Solvaldi is a member of a class of antiviral drugs called nucleoside analogs. They act as chain terminators and inhibit viral RNA synthesis. When the viral RNA polymerase is copying the viral RNA, to enable the production of more virus particles, it normally uses the pool of ATP, UTP, GTP, and CTP to produce more RNA. When Solvaldi is incorporated into the growing RNA chain by the viral enzyme, no additional triphosphates can be added, because the drug contains a fluorine atom at the 2′-position of the ribose. Its presence inhibits addition of the next nucleoside by the polymerase to the 3′-OH. Viral RNA synthesis therefore stops, and production of virus particles is inhibited. For more information on chain terminators, see my virology lecture on antivirals.

Gilead believes that the price of the drug is fully justified: a spokesperson said “We’re just looking at what we think was a fair price for the value that we’re bringing into the health care system and to the patients.”

It could cost up to $300,000 to treat patients with chronic HCV infection using less effective and more difficult to tolerate regimens. The potential benefit of a cure for patients with liver disease is clear, as the virus is the main reason that nearly 17,000 Americans are waiting for a liver transplant. The need for a well-tolerated, effective regimen is equally critical for people infected with HIV and HCV, because having both infections accelerates liver damage.

Despite these arguments, the high price will be a significant barrier for many, especially those in limited and fixed-budget programs such as Medicare and Medicaid. A panel of experts in San Francisco estimated that switching HCV infected Californians to Sovaldi would raise annual drug expenditures in the state by at least $18 billion.

Gilead has agreed to help U.S. patients pay for Sovaldi if they cannot afford it, or help patients obtain drug coverage. The company also plans to charge substantially less for a course of treatment in India ($2000 for the 12 week course), Pakistan, Egypt ($990 for the 12 week course), and China, where most people infected with HCV live. These deals have prompted some to ask if the US is being forced to subsidize the cost of the drug worldwide. I personally do not object to helping other countries solve their HCV problem.

What is a fair price for a drug that can eliminate HCV infection? Gilead paid more than $11 billion in 2011 to acquire the company that developed Sovaldi, and it is reasonable for them to recoup that investment. Andrew Hill of the Department of Pharmacology and Therapeutics at Liverpool University estimates the manufacturing cost of a 12 week course of treatment with this drug to be $150 to $250 per person. The answer to our fair price question must lie somewhere between these extremes.

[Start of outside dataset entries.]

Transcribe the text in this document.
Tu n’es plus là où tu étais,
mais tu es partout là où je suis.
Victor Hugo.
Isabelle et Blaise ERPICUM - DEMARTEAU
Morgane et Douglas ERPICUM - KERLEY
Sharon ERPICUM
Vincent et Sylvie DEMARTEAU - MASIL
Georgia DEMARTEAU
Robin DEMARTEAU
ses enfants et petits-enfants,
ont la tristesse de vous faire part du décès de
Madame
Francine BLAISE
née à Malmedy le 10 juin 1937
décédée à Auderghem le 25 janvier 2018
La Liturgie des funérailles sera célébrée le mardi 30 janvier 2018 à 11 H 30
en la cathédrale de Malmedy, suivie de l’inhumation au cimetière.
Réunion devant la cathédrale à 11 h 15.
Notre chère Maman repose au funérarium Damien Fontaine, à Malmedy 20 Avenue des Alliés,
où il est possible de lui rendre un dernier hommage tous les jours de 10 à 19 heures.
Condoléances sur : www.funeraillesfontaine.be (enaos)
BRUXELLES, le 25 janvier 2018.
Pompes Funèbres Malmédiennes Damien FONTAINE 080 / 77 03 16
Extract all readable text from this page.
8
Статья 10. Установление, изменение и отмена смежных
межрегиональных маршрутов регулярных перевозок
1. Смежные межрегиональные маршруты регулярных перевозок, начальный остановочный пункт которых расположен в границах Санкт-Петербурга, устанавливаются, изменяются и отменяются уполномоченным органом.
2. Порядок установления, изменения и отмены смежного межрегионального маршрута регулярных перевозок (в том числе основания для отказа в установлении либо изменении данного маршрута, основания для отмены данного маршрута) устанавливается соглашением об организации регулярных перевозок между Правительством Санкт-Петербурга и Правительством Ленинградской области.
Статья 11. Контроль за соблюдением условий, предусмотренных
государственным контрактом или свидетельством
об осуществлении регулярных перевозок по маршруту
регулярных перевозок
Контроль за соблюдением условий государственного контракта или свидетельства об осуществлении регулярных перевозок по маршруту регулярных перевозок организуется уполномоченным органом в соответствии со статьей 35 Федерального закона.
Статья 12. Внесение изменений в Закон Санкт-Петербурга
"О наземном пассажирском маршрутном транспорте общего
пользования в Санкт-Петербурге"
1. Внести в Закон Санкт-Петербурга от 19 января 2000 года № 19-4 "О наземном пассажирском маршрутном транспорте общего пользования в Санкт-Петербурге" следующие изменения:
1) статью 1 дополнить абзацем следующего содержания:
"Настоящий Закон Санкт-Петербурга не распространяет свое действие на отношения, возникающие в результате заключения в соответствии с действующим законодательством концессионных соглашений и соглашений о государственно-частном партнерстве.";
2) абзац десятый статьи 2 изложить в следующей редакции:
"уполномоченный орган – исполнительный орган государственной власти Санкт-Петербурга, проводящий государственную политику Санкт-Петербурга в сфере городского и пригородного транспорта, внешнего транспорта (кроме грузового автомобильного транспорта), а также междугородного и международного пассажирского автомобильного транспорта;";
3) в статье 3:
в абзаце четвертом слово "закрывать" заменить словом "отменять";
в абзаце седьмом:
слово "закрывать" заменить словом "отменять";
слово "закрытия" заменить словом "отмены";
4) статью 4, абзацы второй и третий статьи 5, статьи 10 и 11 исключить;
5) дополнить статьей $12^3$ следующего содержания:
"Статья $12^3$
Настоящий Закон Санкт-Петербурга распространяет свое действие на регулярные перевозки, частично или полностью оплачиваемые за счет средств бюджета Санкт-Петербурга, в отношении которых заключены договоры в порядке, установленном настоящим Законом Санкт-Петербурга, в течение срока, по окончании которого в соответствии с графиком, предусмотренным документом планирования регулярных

There are parallels between Sovaldi (and other new anti-HCV drugs in the pipeline) and the initially expensive antivirals that were introduced ~20 years ago to treat HIV. Anti-retrovirals revolutionized the treatment of a chronic, lethal infection that is major global health problem, and the anti-HCV drugs could have the same effect. But there are also important differences: based on the number of infected individuals, HCV is a much larger public health threat than HIV. Furthermore, the new HCV antivirals can eliminate the virus completely, whereas anti-HIV drugs only suppress virus replication, so they must be taken (and paid for) for life.

At some point in the future competition among pharmaceutical companies and manufacturers of generic drugs should make it possible to treat everyone infected with HCV with affordable, curative antivirals. If the cost and efficiency of diagnosis and drug delivery keeps pace, it might be possible to eradicate HCV. That accomplishment might well be priceless.